Comparison of telemetric and tail-cuff blood pressure monitoring in adrenocorticotrophic hormone-treated rats.
Fraser, T.B., Turner, S.W., Mangos, G.J., Ludbrook, J. and Whitworth, J.A.
Clinical and Experimental Pharmacology and Physiology, 28(10), 831-835 (2001).
1. The aim of the present study was to validate a telemetric blood pressure (BP) monitoring system against tail-cuff blood pressure in both adrenocorticotrophic hormone (ACTH)- and sham-treated rats.
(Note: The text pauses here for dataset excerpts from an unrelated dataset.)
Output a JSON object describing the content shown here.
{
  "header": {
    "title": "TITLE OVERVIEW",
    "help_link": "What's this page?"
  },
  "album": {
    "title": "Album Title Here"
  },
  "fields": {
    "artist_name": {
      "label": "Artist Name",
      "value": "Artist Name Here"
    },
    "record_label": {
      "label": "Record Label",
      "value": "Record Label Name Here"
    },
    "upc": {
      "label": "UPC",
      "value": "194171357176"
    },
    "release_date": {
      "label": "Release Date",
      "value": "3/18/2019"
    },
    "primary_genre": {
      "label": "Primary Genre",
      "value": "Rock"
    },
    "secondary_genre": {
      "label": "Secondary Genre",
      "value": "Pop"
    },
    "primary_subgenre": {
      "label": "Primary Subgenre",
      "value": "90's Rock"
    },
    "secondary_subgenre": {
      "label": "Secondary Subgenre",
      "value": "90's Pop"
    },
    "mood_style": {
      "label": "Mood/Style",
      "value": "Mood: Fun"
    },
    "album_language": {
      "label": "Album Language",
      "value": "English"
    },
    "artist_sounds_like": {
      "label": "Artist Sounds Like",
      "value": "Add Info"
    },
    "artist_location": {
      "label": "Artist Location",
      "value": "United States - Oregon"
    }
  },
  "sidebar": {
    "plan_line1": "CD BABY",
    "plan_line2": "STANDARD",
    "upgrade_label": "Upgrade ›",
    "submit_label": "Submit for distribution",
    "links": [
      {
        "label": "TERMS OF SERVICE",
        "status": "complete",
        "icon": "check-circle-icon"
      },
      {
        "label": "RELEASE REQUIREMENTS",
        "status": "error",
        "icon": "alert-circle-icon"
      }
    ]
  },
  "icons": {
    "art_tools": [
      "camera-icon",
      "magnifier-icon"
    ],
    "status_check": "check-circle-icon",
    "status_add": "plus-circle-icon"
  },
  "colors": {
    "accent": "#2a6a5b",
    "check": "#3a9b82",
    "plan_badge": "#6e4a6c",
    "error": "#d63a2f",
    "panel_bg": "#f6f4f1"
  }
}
In the statistical analyses, we first tested whether there was a detectable effect on systolic blood pressure (SBP) of 10 days treatment with ACTH compared with saline. Second, we compared results of telemetered and tail-cuff measurements and, third, we developed a novel method for estimating the relative power of the two techniques. 2. Twenty-three male Sprague-Dawley rats were randomly divided into two groups: (i) ACTH (100 µg/kg per day, s.c.; n = 12) treated; or (ii) sham treated (0.9% saline, s.c.; n = 11). Systolic BP was measured by the telemetric system (sampled for 10 s every 2 min) continuously for 4 h (n = 16) or for 30 min (n = 23) and also by the indirect tail-cuff method daily (n = 23). Data were compared within and between groups; ordinary least products (OLP) regression analysis was then performed to test for bias between the two methods. Sample size/power estimations were also performed. 3. Adrenocorticotrophic hormone treatment raised telemetered SBP by 11 mmHg (P< 0.001) compared with 14 mmHg (P< 0.001) using the tail-cuff method. There was no fixed or proportional bias between the two methods of measurement, as shown by regression analysis. Power calculations indicate that a minimum sample size of six gives a power of telemetered to tail-cuff of 0.84/0.86 = 0.98. The power of 4 h versus 30 min BP measurements was 0.99/0.82 = 1.2. 4. Telemetry gave very similar results to the tail-cuff method. Telemetry allows for a longer period of measurement, giving greater power to the study so that fewer animals are needed.